PITTSBURGH — A shuffle of top executives at Highmark Health’s Allegheny Health Network continues as the 14-hospital health care system struggles to end three years of operating losses that continued through the end of September.
Eight AHN executives — three with decades of experience — have left or been reassigned within the past year. Among those leaving was Louise Urban, a registered nurse, who had almost 32 years’ experience at AHN hospitals, most recently serving as system COO.
On Monday, AHN said that system CFO James Rohrbaugh was leaving to “pursue other opportunities,” which followed the departure a week earlier of his colleague, James Kanuch, CFO of AHN’s physicians’ group. Rohrbaugh had nine years’ experience at AHN, Kanuch, 18 years.
AHN reported an operational loss of $144.1 million for the three months ending Sept. 30, up 24% from an operations’ loss of $116.2 million a year earlier, which drove down the system’s loss on core services for the quarter to 4.2%. The quarterly loss followed three consecutive years of operational losses the system blamed on continuing fallout from the COVID-19 pandemic, even as operating revenue and patient visits rose in the latest quarter.
Things may not get much easier next year.
In a new note to investors, Fitch Ratings said nonprofit hospitals will continue to face headwinds in 2024.
“The industry continues to struggle with labor shortages and salary/wage/benefit pressure that is still compressing margins for a sizable portion of the sector, even as other core credit drivers, specifically volumes and overall liquidity, begin to improve,” Fitch wrote.

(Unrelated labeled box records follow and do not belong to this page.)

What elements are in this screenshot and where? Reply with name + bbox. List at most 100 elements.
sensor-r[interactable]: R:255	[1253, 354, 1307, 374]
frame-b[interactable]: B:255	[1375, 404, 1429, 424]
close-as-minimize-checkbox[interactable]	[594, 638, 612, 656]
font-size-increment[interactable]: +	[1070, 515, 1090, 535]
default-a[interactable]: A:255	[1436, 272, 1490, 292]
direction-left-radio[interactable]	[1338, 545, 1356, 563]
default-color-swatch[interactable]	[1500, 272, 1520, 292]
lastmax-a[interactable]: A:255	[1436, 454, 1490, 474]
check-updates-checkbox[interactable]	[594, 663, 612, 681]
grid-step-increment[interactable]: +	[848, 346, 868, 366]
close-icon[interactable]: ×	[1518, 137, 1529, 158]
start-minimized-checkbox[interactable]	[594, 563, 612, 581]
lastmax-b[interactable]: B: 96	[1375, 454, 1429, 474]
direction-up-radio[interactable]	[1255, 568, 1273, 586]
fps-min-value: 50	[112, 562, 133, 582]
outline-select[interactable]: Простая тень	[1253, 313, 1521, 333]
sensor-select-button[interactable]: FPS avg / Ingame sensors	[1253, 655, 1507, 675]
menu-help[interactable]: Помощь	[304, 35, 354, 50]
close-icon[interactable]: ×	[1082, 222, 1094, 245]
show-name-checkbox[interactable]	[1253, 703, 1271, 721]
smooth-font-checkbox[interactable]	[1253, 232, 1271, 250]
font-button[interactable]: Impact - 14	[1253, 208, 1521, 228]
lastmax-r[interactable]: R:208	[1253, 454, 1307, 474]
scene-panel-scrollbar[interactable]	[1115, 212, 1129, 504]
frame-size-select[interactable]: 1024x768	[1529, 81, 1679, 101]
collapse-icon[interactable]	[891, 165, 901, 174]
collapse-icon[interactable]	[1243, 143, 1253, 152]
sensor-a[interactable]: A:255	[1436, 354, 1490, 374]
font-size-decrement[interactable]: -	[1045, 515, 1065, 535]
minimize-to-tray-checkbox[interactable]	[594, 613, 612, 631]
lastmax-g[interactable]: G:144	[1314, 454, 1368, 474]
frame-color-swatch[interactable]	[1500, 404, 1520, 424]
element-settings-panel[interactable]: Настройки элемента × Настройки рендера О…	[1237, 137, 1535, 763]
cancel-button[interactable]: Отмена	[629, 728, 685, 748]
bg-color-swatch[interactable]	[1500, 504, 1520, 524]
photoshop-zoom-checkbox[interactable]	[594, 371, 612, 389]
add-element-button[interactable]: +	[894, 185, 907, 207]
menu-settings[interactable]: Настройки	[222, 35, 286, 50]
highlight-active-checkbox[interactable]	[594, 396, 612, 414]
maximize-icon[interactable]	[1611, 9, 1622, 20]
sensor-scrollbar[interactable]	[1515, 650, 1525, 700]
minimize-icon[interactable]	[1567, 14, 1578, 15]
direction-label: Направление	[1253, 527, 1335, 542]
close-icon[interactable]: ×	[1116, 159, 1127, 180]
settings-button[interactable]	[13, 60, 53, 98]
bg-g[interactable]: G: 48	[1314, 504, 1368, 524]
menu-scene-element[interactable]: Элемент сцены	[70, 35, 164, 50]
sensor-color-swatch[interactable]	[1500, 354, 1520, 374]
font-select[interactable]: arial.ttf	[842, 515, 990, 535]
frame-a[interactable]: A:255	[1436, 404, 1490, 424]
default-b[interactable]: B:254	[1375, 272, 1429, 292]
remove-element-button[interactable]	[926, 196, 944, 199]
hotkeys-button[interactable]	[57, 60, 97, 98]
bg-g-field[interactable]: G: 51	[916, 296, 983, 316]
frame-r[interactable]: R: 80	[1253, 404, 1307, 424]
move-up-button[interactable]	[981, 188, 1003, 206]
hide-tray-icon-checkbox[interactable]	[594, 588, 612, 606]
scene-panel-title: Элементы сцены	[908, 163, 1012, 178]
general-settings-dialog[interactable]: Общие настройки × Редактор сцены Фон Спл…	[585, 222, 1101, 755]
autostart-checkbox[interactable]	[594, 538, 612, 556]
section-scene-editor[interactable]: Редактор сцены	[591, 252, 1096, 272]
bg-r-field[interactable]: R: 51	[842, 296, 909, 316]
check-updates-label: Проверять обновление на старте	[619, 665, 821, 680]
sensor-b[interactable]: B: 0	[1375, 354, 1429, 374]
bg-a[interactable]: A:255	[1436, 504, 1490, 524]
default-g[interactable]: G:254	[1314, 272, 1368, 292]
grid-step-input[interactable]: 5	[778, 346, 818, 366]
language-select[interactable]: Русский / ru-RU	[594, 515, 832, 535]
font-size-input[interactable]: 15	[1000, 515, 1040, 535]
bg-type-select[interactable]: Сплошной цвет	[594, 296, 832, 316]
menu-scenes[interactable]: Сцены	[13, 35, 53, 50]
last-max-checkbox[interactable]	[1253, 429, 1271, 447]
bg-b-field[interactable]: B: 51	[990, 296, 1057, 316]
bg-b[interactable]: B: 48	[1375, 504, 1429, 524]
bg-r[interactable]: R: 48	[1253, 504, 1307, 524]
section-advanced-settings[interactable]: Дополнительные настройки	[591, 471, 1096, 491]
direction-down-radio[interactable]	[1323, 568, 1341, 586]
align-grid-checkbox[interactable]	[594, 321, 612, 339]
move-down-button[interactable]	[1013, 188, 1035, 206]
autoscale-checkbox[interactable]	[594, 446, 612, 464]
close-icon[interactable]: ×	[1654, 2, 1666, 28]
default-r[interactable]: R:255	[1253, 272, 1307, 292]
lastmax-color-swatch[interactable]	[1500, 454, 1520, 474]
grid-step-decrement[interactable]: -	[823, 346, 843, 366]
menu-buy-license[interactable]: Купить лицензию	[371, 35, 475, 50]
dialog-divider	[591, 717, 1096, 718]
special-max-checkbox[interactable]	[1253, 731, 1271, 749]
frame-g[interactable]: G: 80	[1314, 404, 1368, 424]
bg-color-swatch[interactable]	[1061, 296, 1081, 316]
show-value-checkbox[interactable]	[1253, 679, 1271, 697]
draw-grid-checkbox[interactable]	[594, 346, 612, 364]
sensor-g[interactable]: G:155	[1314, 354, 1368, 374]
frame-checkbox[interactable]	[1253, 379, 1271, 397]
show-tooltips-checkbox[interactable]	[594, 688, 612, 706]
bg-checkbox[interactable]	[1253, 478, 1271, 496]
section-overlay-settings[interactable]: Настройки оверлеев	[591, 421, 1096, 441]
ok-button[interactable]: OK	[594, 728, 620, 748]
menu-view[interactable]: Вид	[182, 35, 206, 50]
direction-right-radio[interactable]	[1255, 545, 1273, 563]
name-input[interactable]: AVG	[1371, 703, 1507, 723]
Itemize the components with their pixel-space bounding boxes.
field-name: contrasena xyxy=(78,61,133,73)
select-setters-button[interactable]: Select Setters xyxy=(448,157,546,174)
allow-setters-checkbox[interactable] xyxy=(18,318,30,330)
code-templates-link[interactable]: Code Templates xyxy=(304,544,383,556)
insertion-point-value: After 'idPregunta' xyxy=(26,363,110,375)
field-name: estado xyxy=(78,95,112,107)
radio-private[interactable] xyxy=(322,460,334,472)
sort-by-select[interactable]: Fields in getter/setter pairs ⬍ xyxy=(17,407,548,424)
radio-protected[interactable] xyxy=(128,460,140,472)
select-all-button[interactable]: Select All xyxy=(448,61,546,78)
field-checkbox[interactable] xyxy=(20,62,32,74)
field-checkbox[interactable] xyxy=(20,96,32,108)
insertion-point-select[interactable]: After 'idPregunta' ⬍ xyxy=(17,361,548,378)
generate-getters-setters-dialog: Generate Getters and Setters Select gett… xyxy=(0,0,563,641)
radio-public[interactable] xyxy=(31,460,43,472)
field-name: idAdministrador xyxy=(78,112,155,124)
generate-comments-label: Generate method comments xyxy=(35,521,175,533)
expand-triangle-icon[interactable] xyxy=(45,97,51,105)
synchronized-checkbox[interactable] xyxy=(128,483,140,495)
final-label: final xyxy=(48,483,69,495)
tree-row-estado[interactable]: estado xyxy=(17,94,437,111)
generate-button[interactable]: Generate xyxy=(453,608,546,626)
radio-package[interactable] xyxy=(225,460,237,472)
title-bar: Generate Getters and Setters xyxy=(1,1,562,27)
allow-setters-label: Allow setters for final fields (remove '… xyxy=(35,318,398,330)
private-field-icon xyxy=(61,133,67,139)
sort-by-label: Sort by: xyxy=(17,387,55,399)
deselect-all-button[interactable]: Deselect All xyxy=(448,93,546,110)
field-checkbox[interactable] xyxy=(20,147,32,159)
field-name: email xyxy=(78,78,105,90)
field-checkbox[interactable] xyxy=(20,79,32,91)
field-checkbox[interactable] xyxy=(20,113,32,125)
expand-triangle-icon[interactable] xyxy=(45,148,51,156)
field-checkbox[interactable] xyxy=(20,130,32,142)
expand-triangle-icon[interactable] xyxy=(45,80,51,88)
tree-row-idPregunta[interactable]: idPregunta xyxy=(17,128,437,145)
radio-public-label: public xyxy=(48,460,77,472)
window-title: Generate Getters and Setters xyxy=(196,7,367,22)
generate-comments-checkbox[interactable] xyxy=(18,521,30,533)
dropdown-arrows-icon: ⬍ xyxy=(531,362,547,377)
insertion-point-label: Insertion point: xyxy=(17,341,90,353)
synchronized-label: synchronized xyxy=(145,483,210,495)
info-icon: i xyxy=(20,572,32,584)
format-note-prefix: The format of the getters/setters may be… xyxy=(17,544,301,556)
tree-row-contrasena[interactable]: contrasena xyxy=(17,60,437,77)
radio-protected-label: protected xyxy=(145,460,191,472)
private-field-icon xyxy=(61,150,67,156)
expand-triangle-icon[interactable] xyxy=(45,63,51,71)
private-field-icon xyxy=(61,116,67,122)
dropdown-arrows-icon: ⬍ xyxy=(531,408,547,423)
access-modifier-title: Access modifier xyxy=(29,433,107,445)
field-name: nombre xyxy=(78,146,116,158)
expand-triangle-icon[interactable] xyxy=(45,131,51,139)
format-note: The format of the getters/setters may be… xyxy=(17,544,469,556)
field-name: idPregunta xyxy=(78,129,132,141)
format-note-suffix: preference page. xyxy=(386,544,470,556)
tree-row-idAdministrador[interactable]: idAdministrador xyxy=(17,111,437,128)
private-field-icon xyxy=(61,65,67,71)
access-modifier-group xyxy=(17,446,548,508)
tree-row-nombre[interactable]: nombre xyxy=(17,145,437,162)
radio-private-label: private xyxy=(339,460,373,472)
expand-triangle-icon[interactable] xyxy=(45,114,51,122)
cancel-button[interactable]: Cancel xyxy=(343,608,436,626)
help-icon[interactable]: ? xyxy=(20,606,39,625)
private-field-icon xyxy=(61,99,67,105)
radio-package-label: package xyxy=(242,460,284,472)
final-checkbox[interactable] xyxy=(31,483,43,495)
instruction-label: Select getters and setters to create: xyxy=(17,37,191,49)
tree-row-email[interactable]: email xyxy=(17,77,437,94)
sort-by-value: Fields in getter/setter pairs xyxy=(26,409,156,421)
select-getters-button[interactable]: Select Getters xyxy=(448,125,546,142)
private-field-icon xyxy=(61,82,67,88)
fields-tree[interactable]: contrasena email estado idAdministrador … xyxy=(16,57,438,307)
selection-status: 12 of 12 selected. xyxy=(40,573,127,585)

The system’s chief financial officer role will be filled by Brian Devine, current CFO at Highmark subsidiary enGen, a business tech company for health plans that was founded in 2014 as HM Solutions. Melissa Stephens Williamson, senior vice president for strategic programs and operations at Highmark Health, will succeed Devine as enGen CFO.
“At AHN, we are partnering with Highmark Health to build a sustainable, integrated economic model for health care, one that creates better outcomes and better experiences at lower costs,” AHN President Jim Benedict said in a prepared statement.
Other executives leaving Allegheny Health Network in the past year were Duke Rupert, senior vice president of operations, who had 26 years at the system; Don McNary, vice president of AHN’s Cancer Institute, 23 years’ experience; Chief Nursing Executive Claire M. Zangerle and Allie Quick, chief philanthropy officer, each six years.
The executive shuffle began a year ago with the reassignment of Cindy Hundorfean to chief living health development officer at Highmark from AHN president and CEO. Hundorfean, who was system CEO for seven years, came to AHN from Cleveland Clinic, where she served as chief administrative officer for 10 years.
Benedict, a lawyer and Cleveland Clinic alum, was named AHN president in March.
AHN spokesman Dan Laurent said the personnel changes were needed to meet the needs of a rapidly changing health care environment.
“Like all successful, forward thinking organizations, we routinely evaluate our evolving strategic objectives,” he said in a prepared statement. “Any changes implemented as part of this ongoing process reflect our efforts to position the organization as strongly as possible to meet the challenges of our industry and the diverse health needs of our patients and communities.”
Corporate parent Highmark Health, a $26 billion enterprise with a number of subsidiaries including AHN, has pumped nearly $2 billion into the system since 2013. The money has paid for five new hospitals, cancer clinics and other projects that have dramatically expanded the network’s footprint and improved its competitive footing against its biggest rival, UPMC.
Unlike UPMC and WVU Medicine in Morgantown, another health care giant in the region, Highmark’s primary source of revenue was insurance before the AHN acquisition, creating tension over reimbursement rates paid to a corporate subsidiary for patient medical care because insurance arms seek to pay lower reimbursement rates as opposed to networks whose primary source of revenue is hospital care, observers say.
UPMC was a medical provider years before it began selling health insurance in 1998 and Morgantown-based Peak Health LLC, a health insurer owned by WVU Medicine and other nonprofit investors, began selling coverage in September using a novel self-insured model.